Every time my husband pisses me off, I sprinkle sugar on his deodorant so he’s wondering all day why his armpit hair is so sticky.
Govt: How many dependents do you have?
Me: 7
Dependents: [dogs in baby clothes]
bank robber: *fires gun* everyone be cool this is a robbery
banker: *pops collar of leather jacket, takes long drag of cigarette*
bank robber: *points gun* not that cool
If I worked at a wax museum, I think a good joke would be to put a wick coming out of all of their heads.
Dolphin scientists say that dolphins are the smartest animal next to humans, but I think they’re only saying that because they’re dolphins.
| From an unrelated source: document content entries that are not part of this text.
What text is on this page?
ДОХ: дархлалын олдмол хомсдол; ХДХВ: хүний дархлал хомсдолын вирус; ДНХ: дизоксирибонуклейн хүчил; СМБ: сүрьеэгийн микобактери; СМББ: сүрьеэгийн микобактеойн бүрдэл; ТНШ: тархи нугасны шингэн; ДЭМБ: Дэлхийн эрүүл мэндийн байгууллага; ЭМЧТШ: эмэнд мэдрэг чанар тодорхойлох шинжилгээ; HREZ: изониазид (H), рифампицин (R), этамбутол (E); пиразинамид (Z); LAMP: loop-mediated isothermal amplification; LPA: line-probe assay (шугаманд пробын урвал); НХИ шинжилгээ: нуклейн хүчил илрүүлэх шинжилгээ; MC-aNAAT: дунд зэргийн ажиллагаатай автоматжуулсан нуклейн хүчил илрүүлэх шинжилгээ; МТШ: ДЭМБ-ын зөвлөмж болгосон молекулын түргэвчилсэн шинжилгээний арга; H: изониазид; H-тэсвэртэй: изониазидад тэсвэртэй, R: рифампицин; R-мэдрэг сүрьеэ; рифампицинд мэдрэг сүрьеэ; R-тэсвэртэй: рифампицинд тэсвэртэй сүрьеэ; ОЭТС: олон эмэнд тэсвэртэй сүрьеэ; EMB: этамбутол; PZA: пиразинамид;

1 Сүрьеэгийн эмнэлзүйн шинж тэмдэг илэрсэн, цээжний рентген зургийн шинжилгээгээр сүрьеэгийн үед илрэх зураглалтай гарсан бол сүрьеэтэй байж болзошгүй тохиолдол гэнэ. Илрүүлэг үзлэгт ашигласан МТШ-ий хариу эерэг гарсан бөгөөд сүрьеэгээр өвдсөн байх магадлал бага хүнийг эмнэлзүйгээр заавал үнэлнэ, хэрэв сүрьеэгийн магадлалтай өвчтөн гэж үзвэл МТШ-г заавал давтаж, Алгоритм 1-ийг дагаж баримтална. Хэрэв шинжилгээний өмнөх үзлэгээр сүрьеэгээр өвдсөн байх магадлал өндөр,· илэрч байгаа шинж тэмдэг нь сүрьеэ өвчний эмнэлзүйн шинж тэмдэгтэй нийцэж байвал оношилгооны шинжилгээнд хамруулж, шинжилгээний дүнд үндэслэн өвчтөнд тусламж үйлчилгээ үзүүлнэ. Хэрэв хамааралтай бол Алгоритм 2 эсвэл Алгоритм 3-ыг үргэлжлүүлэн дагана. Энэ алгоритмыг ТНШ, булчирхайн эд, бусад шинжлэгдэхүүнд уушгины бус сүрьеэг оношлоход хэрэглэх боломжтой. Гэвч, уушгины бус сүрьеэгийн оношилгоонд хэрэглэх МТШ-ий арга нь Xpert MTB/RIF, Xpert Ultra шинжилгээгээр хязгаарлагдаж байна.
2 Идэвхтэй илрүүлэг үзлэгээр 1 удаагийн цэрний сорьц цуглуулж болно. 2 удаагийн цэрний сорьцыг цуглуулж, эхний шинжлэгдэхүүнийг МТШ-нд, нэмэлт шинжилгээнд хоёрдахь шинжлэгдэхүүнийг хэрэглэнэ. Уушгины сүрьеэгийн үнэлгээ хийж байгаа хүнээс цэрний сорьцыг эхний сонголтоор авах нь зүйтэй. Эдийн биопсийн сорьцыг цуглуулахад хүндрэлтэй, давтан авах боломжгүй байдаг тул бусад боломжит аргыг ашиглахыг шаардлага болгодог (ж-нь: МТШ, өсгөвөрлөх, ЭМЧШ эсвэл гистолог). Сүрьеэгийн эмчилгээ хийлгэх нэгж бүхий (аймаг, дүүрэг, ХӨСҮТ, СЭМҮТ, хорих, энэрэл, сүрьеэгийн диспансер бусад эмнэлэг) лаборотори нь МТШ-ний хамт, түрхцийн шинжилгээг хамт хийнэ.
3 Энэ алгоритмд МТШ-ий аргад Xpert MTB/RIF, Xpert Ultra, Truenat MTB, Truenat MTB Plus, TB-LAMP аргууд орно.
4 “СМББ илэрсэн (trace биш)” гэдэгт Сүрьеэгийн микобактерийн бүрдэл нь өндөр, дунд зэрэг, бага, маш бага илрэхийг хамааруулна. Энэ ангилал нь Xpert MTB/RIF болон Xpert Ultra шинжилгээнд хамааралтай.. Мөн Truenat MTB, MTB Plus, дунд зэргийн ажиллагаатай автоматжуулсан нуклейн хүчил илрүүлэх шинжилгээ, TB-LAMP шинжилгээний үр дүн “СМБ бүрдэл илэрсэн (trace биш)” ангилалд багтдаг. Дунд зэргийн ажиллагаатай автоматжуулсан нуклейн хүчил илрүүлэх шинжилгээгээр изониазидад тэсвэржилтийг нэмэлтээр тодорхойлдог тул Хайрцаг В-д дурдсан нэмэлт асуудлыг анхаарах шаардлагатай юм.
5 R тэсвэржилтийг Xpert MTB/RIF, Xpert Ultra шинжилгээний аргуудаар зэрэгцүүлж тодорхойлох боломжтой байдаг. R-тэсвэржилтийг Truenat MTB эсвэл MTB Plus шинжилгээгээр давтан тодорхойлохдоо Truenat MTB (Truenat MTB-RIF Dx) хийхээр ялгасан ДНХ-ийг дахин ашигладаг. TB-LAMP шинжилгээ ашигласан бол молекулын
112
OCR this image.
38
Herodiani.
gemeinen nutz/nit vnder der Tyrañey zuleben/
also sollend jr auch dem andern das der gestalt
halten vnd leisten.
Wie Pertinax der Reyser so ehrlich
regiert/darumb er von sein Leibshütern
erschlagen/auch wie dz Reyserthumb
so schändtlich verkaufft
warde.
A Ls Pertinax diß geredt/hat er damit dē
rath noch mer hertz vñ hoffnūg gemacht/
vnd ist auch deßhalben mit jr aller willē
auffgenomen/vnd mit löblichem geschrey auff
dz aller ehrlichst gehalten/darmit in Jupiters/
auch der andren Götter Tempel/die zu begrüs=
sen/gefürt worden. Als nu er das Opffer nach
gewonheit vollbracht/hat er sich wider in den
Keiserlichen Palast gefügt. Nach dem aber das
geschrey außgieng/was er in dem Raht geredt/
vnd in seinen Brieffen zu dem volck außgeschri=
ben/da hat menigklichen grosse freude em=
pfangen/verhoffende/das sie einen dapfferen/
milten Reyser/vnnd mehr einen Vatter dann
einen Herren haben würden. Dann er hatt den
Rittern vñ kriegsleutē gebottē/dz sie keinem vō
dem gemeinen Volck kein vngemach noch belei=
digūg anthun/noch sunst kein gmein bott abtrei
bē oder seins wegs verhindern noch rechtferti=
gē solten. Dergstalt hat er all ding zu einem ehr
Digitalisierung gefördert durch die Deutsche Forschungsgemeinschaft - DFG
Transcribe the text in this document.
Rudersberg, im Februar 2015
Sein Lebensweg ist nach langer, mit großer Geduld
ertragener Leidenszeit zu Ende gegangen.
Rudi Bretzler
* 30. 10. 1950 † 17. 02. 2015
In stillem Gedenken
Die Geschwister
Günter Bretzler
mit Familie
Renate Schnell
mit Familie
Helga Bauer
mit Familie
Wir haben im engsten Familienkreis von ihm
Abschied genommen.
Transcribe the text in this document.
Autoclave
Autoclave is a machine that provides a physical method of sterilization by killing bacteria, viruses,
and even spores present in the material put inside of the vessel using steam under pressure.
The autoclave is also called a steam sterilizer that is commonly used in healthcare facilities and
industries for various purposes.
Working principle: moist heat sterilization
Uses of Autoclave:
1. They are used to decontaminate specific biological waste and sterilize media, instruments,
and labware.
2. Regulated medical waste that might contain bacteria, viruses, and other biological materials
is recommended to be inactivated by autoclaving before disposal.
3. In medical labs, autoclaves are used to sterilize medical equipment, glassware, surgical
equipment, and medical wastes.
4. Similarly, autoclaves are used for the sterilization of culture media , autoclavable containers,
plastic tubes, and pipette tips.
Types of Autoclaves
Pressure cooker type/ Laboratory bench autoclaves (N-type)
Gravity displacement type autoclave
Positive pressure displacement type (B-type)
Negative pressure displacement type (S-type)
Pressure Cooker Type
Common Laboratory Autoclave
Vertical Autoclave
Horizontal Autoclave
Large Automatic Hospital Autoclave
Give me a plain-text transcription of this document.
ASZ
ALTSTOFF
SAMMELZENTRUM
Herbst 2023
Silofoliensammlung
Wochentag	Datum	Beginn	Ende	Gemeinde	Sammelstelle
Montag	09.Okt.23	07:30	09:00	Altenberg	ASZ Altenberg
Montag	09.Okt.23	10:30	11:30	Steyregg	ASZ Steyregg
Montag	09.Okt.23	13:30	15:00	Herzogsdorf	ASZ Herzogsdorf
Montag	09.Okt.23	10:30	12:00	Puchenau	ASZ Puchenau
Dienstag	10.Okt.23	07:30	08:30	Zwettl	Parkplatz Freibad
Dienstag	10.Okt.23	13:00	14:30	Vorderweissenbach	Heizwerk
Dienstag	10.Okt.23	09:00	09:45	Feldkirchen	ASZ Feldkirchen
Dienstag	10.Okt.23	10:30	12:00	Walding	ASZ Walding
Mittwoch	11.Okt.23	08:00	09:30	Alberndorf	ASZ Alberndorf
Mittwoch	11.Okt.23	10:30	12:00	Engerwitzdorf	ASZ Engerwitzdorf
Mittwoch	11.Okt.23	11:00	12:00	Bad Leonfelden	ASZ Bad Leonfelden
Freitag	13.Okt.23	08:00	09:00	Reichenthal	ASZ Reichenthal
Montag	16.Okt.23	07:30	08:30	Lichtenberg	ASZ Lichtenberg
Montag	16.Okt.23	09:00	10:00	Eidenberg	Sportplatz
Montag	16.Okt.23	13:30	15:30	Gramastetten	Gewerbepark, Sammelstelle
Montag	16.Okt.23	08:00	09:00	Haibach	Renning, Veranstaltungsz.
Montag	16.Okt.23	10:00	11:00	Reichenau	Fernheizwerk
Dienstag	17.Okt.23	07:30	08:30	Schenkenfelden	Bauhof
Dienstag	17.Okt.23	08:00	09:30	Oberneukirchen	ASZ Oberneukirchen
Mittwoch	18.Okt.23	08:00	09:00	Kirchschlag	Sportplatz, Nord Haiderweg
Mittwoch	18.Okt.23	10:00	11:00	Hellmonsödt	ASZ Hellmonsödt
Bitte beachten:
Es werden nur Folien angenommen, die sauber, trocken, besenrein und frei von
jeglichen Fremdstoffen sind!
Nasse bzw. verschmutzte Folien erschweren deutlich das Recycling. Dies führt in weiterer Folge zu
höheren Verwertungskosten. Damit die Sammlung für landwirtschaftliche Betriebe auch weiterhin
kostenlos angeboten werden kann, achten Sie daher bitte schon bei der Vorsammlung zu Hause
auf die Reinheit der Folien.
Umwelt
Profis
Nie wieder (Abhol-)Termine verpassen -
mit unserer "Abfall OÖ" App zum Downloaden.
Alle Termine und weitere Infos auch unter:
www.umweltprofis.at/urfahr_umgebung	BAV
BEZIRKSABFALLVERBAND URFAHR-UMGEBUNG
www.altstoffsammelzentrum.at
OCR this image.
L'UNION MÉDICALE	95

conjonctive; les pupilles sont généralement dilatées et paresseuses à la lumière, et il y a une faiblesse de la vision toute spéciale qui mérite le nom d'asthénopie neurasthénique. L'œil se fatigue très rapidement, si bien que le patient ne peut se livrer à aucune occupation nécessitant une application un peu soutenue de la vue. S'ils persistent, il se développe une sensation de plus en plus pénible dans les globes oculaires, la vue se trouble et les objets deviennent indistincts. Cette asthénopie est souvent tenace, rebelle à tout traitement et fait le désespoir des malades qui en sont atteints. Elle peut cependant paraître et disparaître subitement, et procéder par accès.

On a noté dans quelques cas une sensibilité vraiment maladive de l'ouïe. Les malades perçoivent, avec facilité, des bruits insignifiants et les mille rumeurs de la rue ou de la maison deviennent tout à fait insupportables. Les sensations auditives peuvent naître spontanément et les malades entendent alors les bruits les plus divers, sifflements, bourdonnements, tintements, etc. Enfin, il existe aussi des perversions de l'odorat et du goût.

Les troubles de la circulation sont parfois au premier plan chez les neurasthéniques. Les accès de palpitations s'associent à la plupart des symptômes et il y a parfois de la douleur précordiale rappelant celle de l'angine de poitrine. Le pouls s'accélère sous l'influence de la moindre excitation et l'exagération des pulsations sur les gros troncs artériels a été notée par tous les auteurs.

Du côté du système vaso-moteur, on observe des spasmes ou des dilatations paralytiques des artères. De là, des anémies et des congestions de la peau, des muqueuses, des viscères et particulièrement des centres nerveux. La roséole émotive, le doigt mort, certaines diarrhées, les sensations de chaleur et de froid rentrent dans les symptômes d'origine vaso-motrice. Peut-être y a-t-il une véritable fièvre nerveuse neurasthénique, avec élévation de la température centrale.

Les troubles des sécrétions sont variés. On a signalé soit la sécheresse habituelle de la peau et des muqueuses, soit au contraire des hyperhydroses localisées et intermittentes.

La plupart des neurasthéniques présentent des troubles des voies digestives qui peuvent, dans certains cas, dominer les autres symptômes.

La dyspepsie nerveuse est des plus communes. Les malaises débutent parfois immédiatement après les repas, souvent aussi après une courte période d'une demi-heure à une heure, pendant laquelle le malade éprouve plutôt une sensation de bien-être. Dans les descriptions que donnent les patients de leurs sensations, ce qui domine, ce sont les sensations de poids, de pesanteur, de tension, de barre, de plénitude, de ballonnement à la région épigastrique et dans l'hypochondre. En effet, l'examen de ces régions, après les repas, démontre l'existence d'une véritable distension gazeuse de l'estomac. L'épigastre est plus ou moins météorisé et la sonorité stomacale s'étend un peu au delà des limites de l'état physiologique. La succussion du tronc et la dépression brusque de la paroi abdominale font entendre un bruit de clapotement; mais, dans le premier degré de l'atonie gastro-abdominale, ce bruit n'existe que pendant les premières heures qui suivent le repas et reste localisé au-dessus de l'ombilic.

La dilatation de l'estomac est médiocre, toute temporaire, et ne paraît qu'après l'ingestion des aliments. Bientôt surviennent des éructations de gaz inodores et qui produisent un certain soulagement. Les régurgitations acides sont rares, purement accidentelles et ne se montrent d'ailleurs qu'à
This is worse than season 7 of The Walking Dead
Why are they called drug mules instead of methengers?
The KANYE went down to the very KANYE street to buy a new KANYE for only $KANYE dollars. “KANYE?” he asked.
– Kanye West doing a Mad Lib
i trust babies a lot because i can throw them pretty far
14 [in front of the dinner his dad made]: I don’t understand what I’m looking at.
This woman’s “I’m deleting my Facebook” post has 52 comments and she’s replied to all of them. Not a strong start.
Started trying to hand out tiny umbrellas to neighborhood squirrels to help them beat the heat. So far, it’s a much bigger challenge than I thought.